The Peace Treaties of 1919–1920 made many territorial changes in eastern Europe, many of the influenced by the principle of ‘self-determination’ – the right of people to rule themselves.
The Treaty of Versailles – although it was mainly concerned with Germany – took land which Germany had held (or had gained by the Treaty of Brest-Litovsk when Russia accepted defeat in 1917). It gave this land to create the new nation states of eastern Europe. Land on the Baltic coast created the new nation-states of Estonia, Latvia and Lithuania. The German town of Memel was given to Lithuania. West Prussia (including the ‘Polish corridor’) and Upper Silesia were taken as part of the new nation-state of Poland, and Danzig was made a ‘free city’.
The other treaties of 1919–1920 followed the principles of the Treaty of Versailles – they punished the defeated powers, made them disarm and pay reparations, but they also took land from them to create the new nation states.
The Treaty of Saint Germain with Austria in 1919 took land from the old Austrian empire to create Czechoslovakia and (by giving it to Serbia) Yugoslavia. Austria also lost territory to Poland.
The Treaty of Trianon with Hungary in 1920 took land from Hungary and gave it to the new nation-states. Transylvania was given to Romania, and land was given to Czechoslovakia and Yugoslavia.
The Treaty of Neuilly with Bulgaria in 1919 gave Bulgarian land to Greece, Romania and Yugoslavia.

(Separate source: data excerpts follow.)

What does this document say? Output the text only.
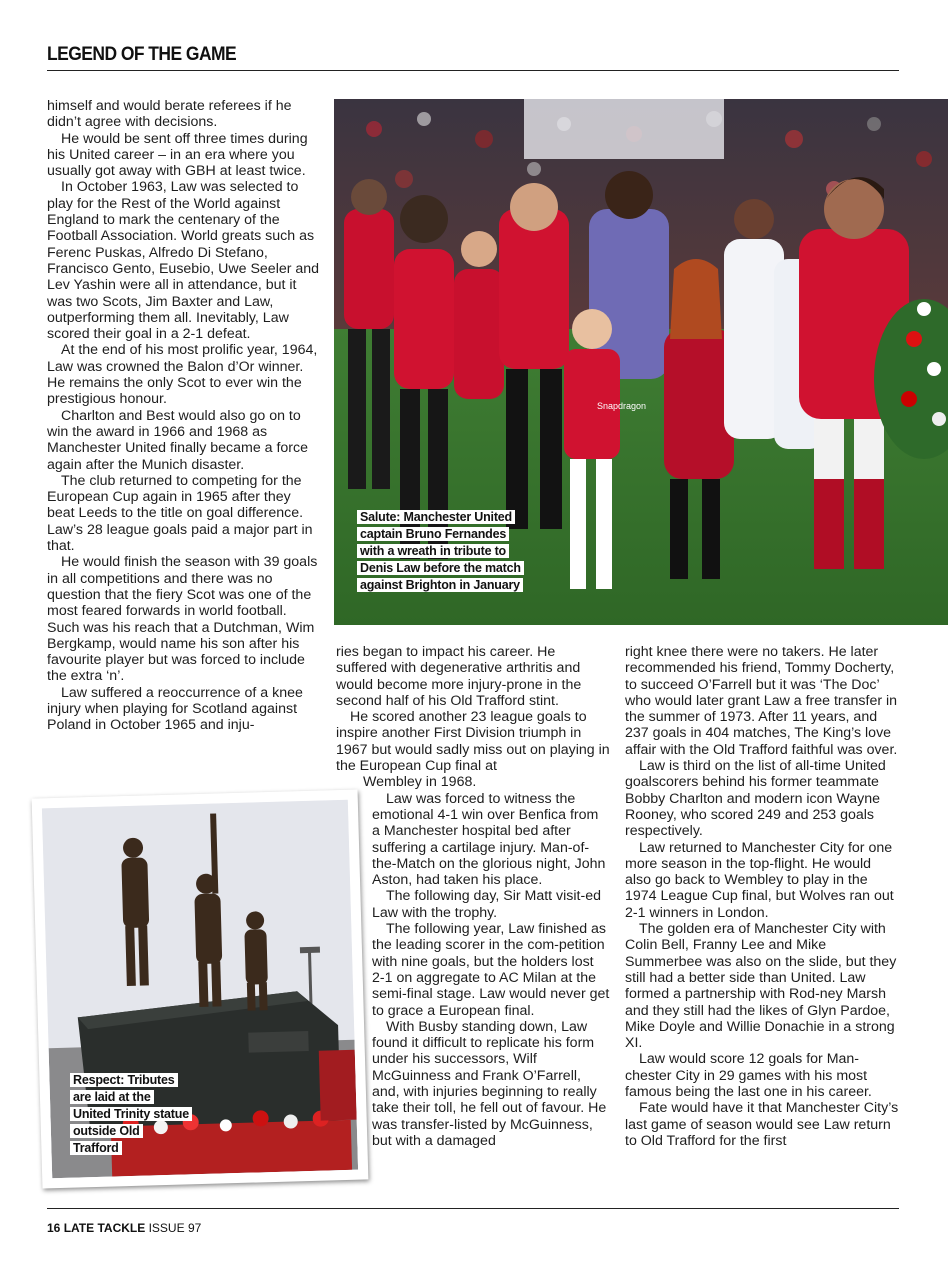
LEGEND OF THE GAME

himself and would berate referees if he didn’t agree with decisions.

He would be sent off three times during his United career – in an era where you usually got away with GBH at least twice.

In October 1963, Law was selected to play for the Rest of the World against England to mark the centenary of the Football Association. World greats such as Ferenc Puskas, Alfredo Di Stefano, Francisco Gento, Eusebio, Uwe Seeler and Lev Yashin were all in attendance, but it was two Scots, Jim Baxter and Law, outperforming them all. Inevitably, Law scored their goal in a 2-1 defeat.

At the end of his most prolific year, 1964, Law was crowned the Balon d’Or winner. He remains the only Scot to ever win the prestigious honour.

Charlton and Best would also go on to win the award in 1966 and 1968 as Manchester United finally became a force again after the Munich disaster.

The club returned to competing for the European Cup again in 1965 after they beat Leeds to the title on goal difference. Law’s 28 league goals paid a major part in that.

He would finish the season with 39 goals in all competitions and there was no question that the fiery Scot was one of the most feared forwards in world football. Such was his reach that a Dutchman, Wim Bergkamp, would name his son after his favourite player but was forced to include the extra ‘n’.

Law suffered a reoccurrence of a knee injury when playing for Scotland against Poland in October 1965 and inju-

Snapdragon
Salute: Manchester United captain Bruno Fernandes with a wreath in tribute to Denis Law before the match against Brighton in January

ries began to impact his career. He suffered with degenerative arthritis and would become more injury-prone in the second half of his Old Trafford stint.

He scored another 23 league goals to inspire another First Division triumph in 1967 but would sadly miss out on playing in the European Cup final at

Wembley in 1968.

Law was forced to witness the emotional 4-1 win over Benfica from a Manchester hospital bed after suffering a cartilage injury. Man-of-the-Match on the glorious night, John Aston, had taken his place.

The following day, Sir Matt visit-ed Law with the trophy.

The following year, Law finished as the leading scorer in the com-petition with nine goals, but the holders lost 2-1 on aggregate to AC Milan at the semi-final stage. Law would never get to grace a European final.

With Busby standing down, Law found it difficult to replicate his form under his successors, Wilf McGuinness and Frank O’Farrell, and, with injuries beginning to really take their toll, he fell out of favour. He was transfer-listed by McGuinness, but with a damaged

right knee there were no takers. He later recommended his friend, Tommy Docherty, to succeed O’Farrell but it was ‘The Doc’ who would later grant Law a free transfer in the summer of 1973. After 11 years, and 237 goals in 404 matches, The King’s love affair with the Old Trafford faithful was over.

Law is third on the list of all-time United goalscorers behind his former teammate Bobby Charlton and modern icon Wayne Rooney, who scored 249 and 253 goals respectively.

Law returned to Manchester City for one more season in the top-flight. He would also go back to Wembley to play in the 1974 League Cup final, but Wolves ran out 2-1 winners in London.

The golden era of Manchester City with Colin Bell, Franny Lee and Mike Summerbee was also on the slide, but they still had a better side than United. Law formed a partnership with Rod-ney Marsh and they still had the likes of Glyn Pardoe, Mike Doyle and Willie Donachie in a strong XI.

Law would score 12 goals for Man-chester City in 29 games with his most famous being the last one in his career.

Fate would have it that Manchester City’s last game of season would see Law return to Old Trafford for the first

Respect: Tributes are laid at the United Trinity statue outside Old Trafford
16 LATE TACKLE ISSUE 97
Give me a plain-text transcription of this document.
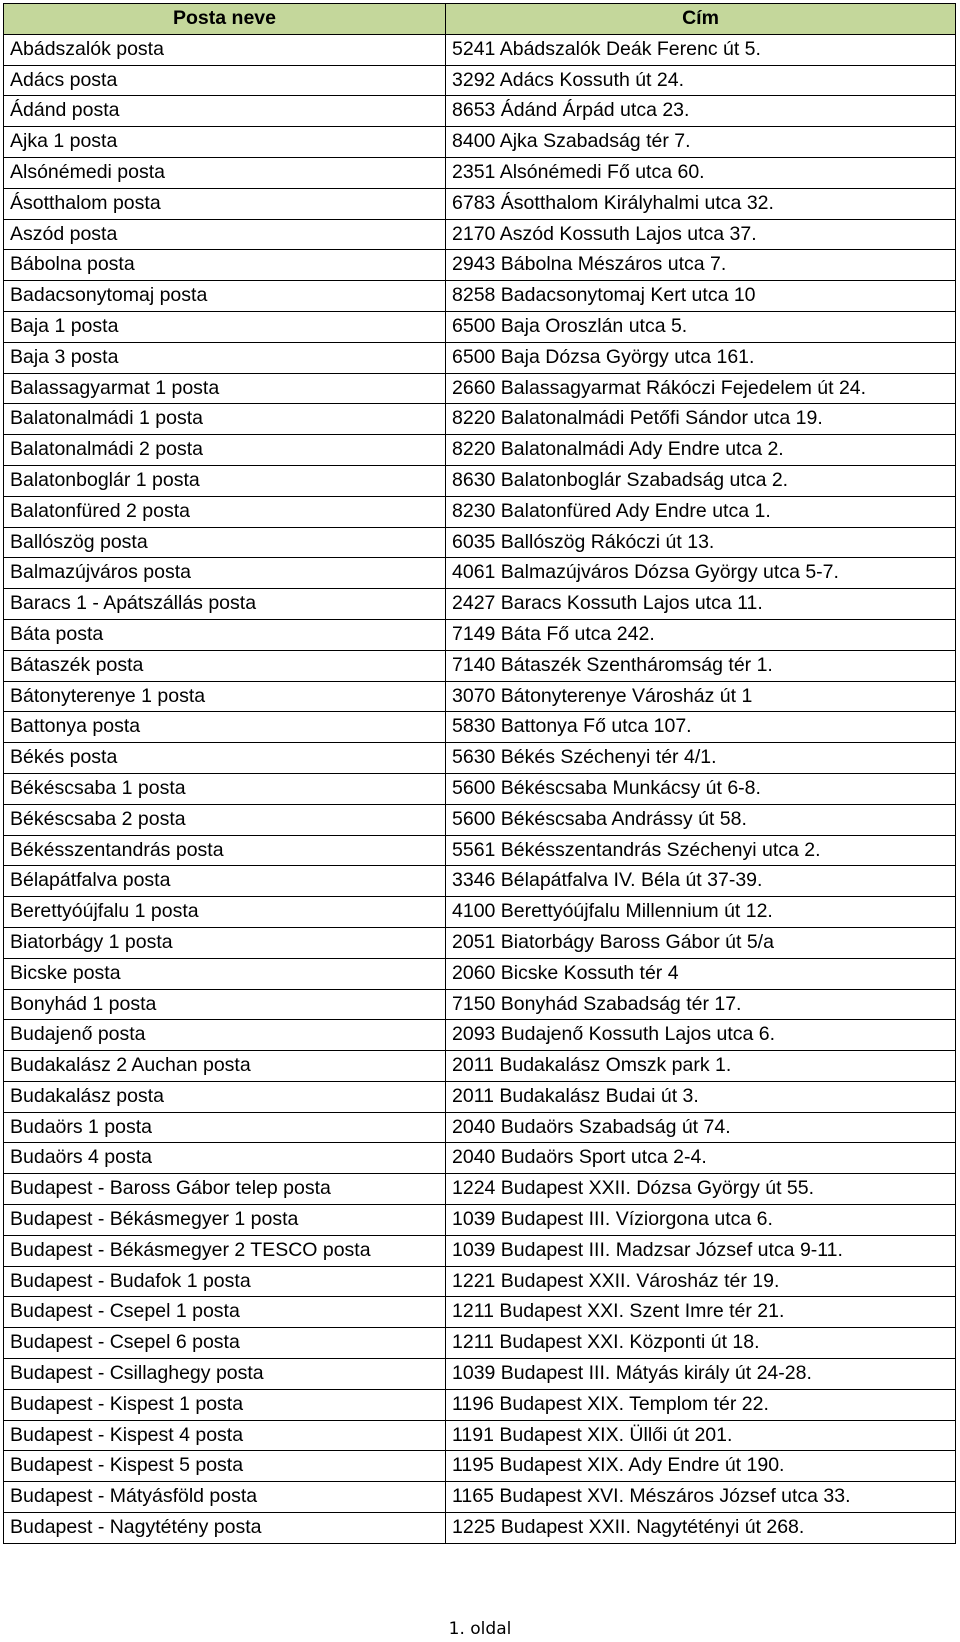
Posta neve	Cím
Abádszalók posta	5241 Abádszalók Deák Ferenc út 5.
Adács posta	3292 Adács Kossuth út 24.
Ádánd posta	8653 Ádánd Árpád utca 23.
Ajka 1 posta	8400 Ajka Szabadság tér 7.
Alsónémedi posta	2351 Alsónémedi Fő utca 60.
Ásotthalom posta	6783 Ásotthalom Királyhalmi utca 32.
Aszód posta	2170 Aszód Kossuth Lajos utca 37.
Bábolna posta	2943 Bábolna Mészáros utca 7.
Badacsonytomaj posta	8258 Badacsonytomaj Kert utca 10
Baja 1 posta	6500 Baja Oroszlán utca 5.
Baja 3 posta	6500 Baja Dózsa György utca 161.
Balassagyarmat 1 posta	2660 Balassagyarmat Rákóczi Fejedelem út 24.
Balatonalmádi 1 posta	8220 Balatonalmádi Petőfi Sándor utca 19.
Balatonalmádi 2 posta	8220 Balatonalmádi Ady Endre utca 2.
Balatonboglár 1 posta	8630 Balatonboglár Szabadság utca 2.
Balatonfüred 2 posta	8230 Balatonfüred Ady Endre utca 1.
Ballószög posta	6035 Ballószög Rákóczi út 13.
Balmazújváros posta	4061 Balmazújváros Dózsa György utca 5-7.
Baracs 1 - Apátszállás posta	2427 Baracs Kossuth Lajos utca 11.
Báta posta	7149 Báta Fő utca 242.
Bátaszék posta	7140 Bátaszék Szentháromság tér 1.
Bátonyterenye 1 posta	3070 Bátonyterenye Városház út 1
Battonya posta	5830 Battonya Fő utca 107.
Békés posta	5630 Békés Széchenyi tér 4/1.
Békéscsaba 1 posta	5600 Békéscsaba Munkácsy út 6-8.
Békéscsaba 2 posta	5600 Békéscsaba Andrássy út 58.
Békésszentandrás posta	5561 Békésszentandrás Széchenyi utca 2.
Bélapátfalva posta	3346 Bélapátfalva IV. Béla út 37-39.
Berettyóújfalu 1 posta	4100 Berettyóújfalu Millennium út 12.
Biatorbágy 1 posta	2051 Biatorbágy Baross Gábor út 5/a
Bicske posta	2060 Bicske Kossuth tér 4
Bonyhád 1 posta	7150 Bonyhád Szabadság tér 17.
Budajenő posta	2093 Budajenő Kossuth Lajos utca 6.
Budakalász 2 Auchan posta	2011 Budakalász Omszk park 1.
Budakalász posta	2011 Budakalász Budai út 3.
Budaörs 1 posta	2040 Budaörs Szabadság út 74.
Budaörs 4 posta	2040 Budaörs Sport utca 2-4.
Budapest - Baross Gábor telep posta	1224 Budapest XXII. Dózsa György út 55.
Budapest - Békásmegyer 1 posta	1039 Budapest III. Víziorgona utca 6.
Budapest - Békásmegyer 2 TESCO posta	1039 Budapest III. Madzsar József utca 9-11.
Budapest - Budafok 1 posta	1221 Budapest XXII. Városház tér 19.
Budapest - Csepel 1 posta	1211 Budapest XXI. Szent Imre tér 21.
Budapest - Csepel 6 posta	1211 Budapest XXI. Központi út 18.
Budapest - Csillaghegy posta	1039 Budapest III. Mátyás király út 24-28.
Budapest - Kispest 1 posta	1196 Budapest XIX. Templom tér 22.
Budapest - Kispest 4 posta	1191 Budapest XIX. Üllői út 201.
Budapest - Kispest 5 posta	1195 Budapest XIX. Ady Endre út 190.
Budapest - Mátyásföld posta	1165 Budapest XVI. Mészáros József utca 33.
Budapest - Nagytétény posta	1225 Budapest XXII. Nagytétényi út 268.
1. oldal
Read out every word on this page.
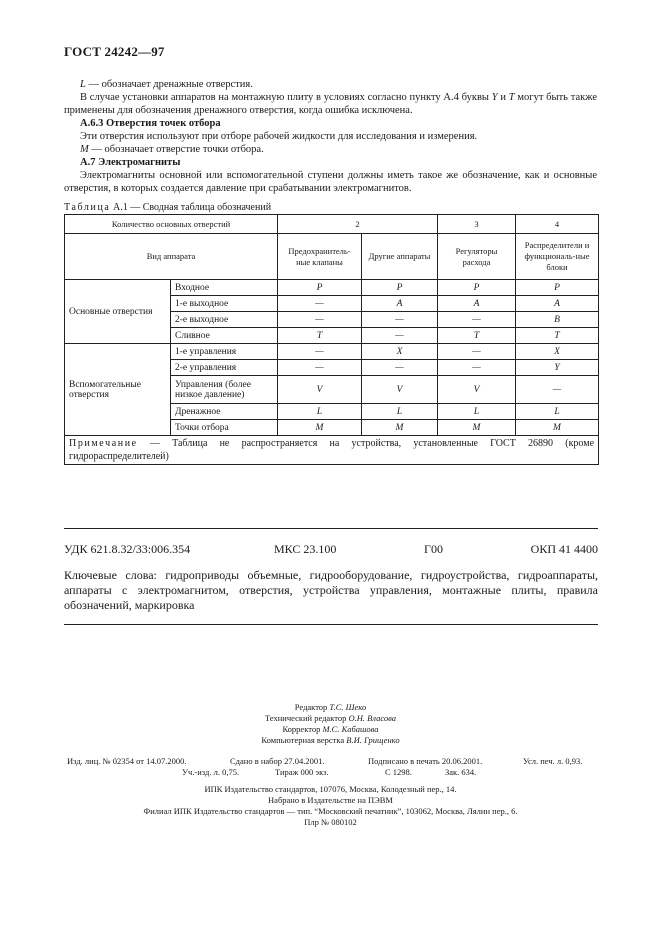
ГОСТ 24242—97

L — обозначает дренажные отверстия.

В случае установки аппаратов на монтажную плиту в условиях согласно пункту А.4 буквы Y и T могут быть также применены для обозначения дренажного отверстия, когда ошибка исключена.

А.6.3 Отверстия точек отбора

Эти отверстия используют при отборе рабочей жидкости для исследования и измерения.

M — обозначает отверстие точки отбора.

А.7 Электромагниты

Электромагниты основной или вспомогательной ступени должны иметь такое же обозначение, как и основные отверстия, в которых создается давление при срабатывании электромагнитов.

Таблица А.1 — Сводная таблица обозначений
Количество основных отверстий		2		3	4
Вид аппарата		Предохранитель-ные клапаны	Другие аппараты	Регуляторы расхода	Распределители и функциональ-ные блоки
Основные отверстия	Входное	P	P	P	P
	1-е выходное	—	A	A	A
	2-е выходное	—	—	—	B
	Сливное	T	—	T	T
Вспомогательные отверстия	1-е управления	—	X	—	X
	2-е управления	—	—	—	Y
	Управления (более низкое давление)	V	V	V	—
	Дренажное	L	L	L	L
	Точки отбора	M	M	M	M
Примечание — Таблица не распространяется на устройства, установленные ГОСТ 26890 (кроме гидрораспределителей)					
УДК 621.8.32/33:006.354	МКС 23.100	Г00	ОКП 41 4400
Ключевые слова: гидроприводы объемные, гидрооборудование, гидроустройства, гидроаппараты, аппараты с электромагнитом, отверстия, устройства управления, монтажные плиты, правила обозначений, маркировка
Редактор Т.С. Шеко
Технический редактор О.Н. Власова
Корректор М.С. Кабашова
Компьютерная верстка В.И. Грищенко
Изд. лиц. № 02354 от 14.07.2000.	Сдано в набор 27.04.2001.	Подписано в печать 20.06.2001.	Усл. печ. л. 0,93.
Уч.-изд. л. 0,75.	Тираж 000 экз.	С 1298.	Зак. 634.
ИПК Издательство стандартов, 107076, Москва, Колодезный пер., 14.
Набрано в Издательстве на ПЭВМ
Филиал ИПК Издательство стандартов — тип. “Московский печатник”, 103062, Москва, Лялин пер., 6.
Плр № 080102
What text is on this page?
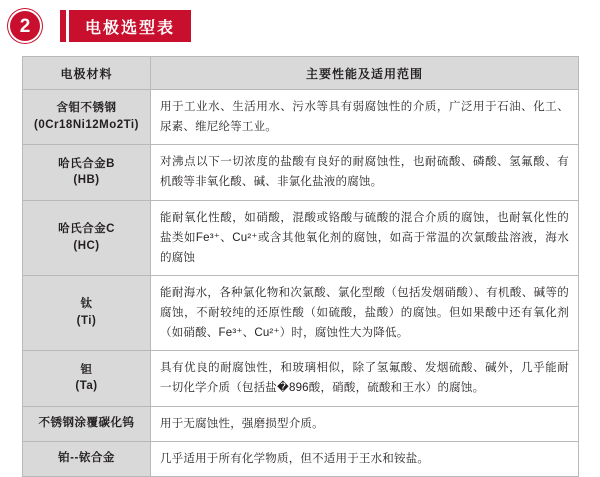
2	电极选型表
电极材料	主要性能及适用范围

含钼不锈钢
(0Cr18Ni12Mo2Ti)	用于工业水、生活用水、污水等具有弱腐蚀性的介质，广泛用于石油、化工、尿素、维尼纶等工业。

哈氏合金B
(HB)	对沸点以下一切浓度的盐酸有良好的耐腐蚀性，也耐硫酸、磷酸、氢氟酸、有机酸等非氧化酸、碱、非氯化盐液的腐蚀。

哈氏合金C
(HC)	能耐氧化性酸，如硝酸，混酸或铬酸与硫酸的混合介质的腐蚀，也耐氧化性的盐类如Fe³⁺、Cu²⁺或含其他氧化剂的腐蚀，如高于常温的次氯酸盐溶液，海水的腐蚀

钛
(Ti)	能耐海水，各种氯化物和次氯酸、氯化型酸（包括发烟硝酸）、有机酸、碱等的腐蚀，不耐较纯的还原性酸（如硫酸，盐酸）的腐蚀。但如果酸中还有氧化剂（如硝酸、Fe³⁺、Cu²⁺）时，腐蚀性大为降低。

钽
(Ta)	具有优良的耐腐蚀性，和玻璃相似，除了氢氟酸、发烟硫酸、碱外，几乎能耐一切化学介质（包括盐�896酸，硝酸，硫酸和王水）的腐蚀。

不锈钢涂覆碳化钨	用于无腐蚀性，强磨损型介质。

铂--铱合金	几乎适用于所有化学物质，但不适用于王水和铵盐。
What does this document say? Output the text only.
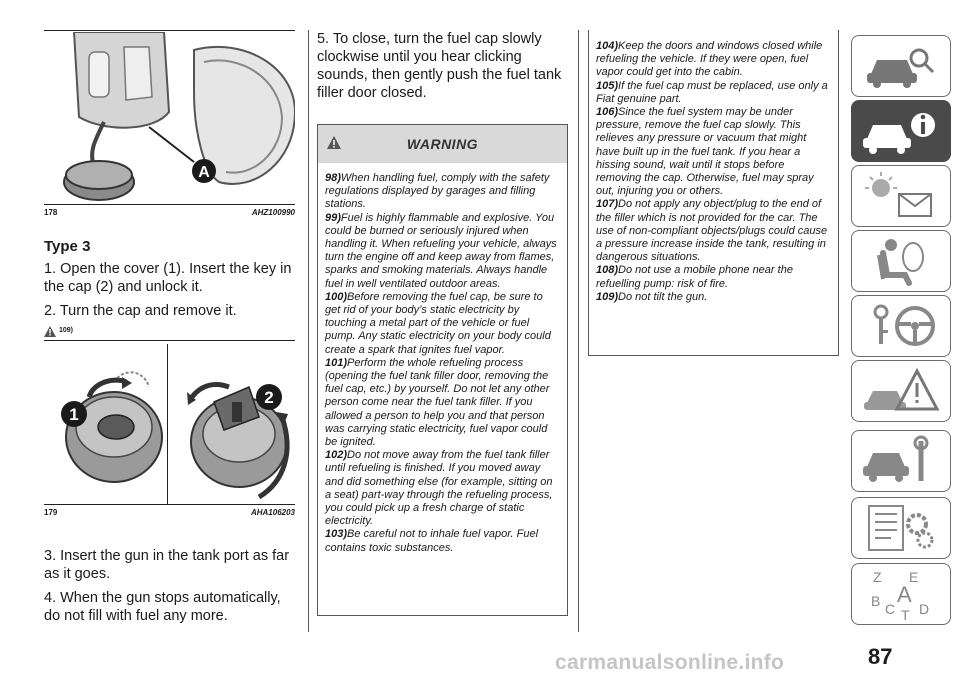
A
178	AHZ100990
Type 3

1. Open the cover (1). Insert the key in the cap (2) and unlock it.

2. Turn the cap and remove it.

109)
1
2
179	AHA106203

3. Insert the gun in the tank port as far as it goes.

4. When the gun stops automatically, do not fill with fuel any more.

5. To close, turn the fuel cap slowly clockwise until you hear clicking sounds, then gently push the fuel tank filler door closed.
WARNING
98)When handling fuel, comply with the safety regulations displayed by garages and filling stations.
99)Fuel is highly flammable and explosive. You could be burned or seriously injured when handling it. When refueling your vehicle, always turn the engine off and keep away from flames, sparks and smoking materials. Always handle fuel in well ventilated outdoor areas.
100)Before removing the fuel cap, be sure to get rid of your body’s static electricity by touching a metal part of the vehicle or fuel pump. Any static electricity on your body could create a spark that ignites fuel vapor.
101)Perform the whole refueling process (opening the fuel tank filler door, removing the fuel cap, etc.) by yourself. Do not let any other person come near the fuel tank filler. If you allowed a person to help you and that person was carrying static electricity, fuel vapor could be ignited.
102)Do not move away from the fuel tank filler until refueling is finished. If you moved away and did something else (for example, sitting on a seat) part-way through the refueling process, you could pick up a fresh charge of static electricity.
103)Be careful not to inhale fuel vapor. Fuel contains toxic substances.
104)Keep the doors and windows closed while refueling the vehicle. If they were open, fuel vapor could get into the cabin.
105)If the fuel cap must be replaced, use only a Fiat genuine part.
106)Since the fuel system may be under pressure, remove the fuel cap slowly. This relieves any pressure or vacuum that might have built up in the fuel tank. If you hear a hissing sound, wait until it stops before removing the cap. Otherwise, fuel may spray out, injuring you or others.
107)Do not apply any object/plug to the end of the filler which is not provided for the car. The use of non-compliant objects/plugs could cause a pressure increase inside the tank, resulting in dangerous situations.
108)Do not use a mobile phone near the refuelling pump: risk of fire.
109)Do not tilt the gun.
Z E
B A
C D
T
carmanualsonline.info	87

The Treaty of Sèvres with Turkey in 1920 was mainly about splitting up the Turkish empire between France and Britain, but as part of the Treaty, most of the small area of Turkey-in-Europe around Constantinople was given to Greece. In fact, however, this did not last very long – the Turks went to war with the Greeks and drove them out, and the Treaty of Lausanne 1923 gave back this land to Turkey.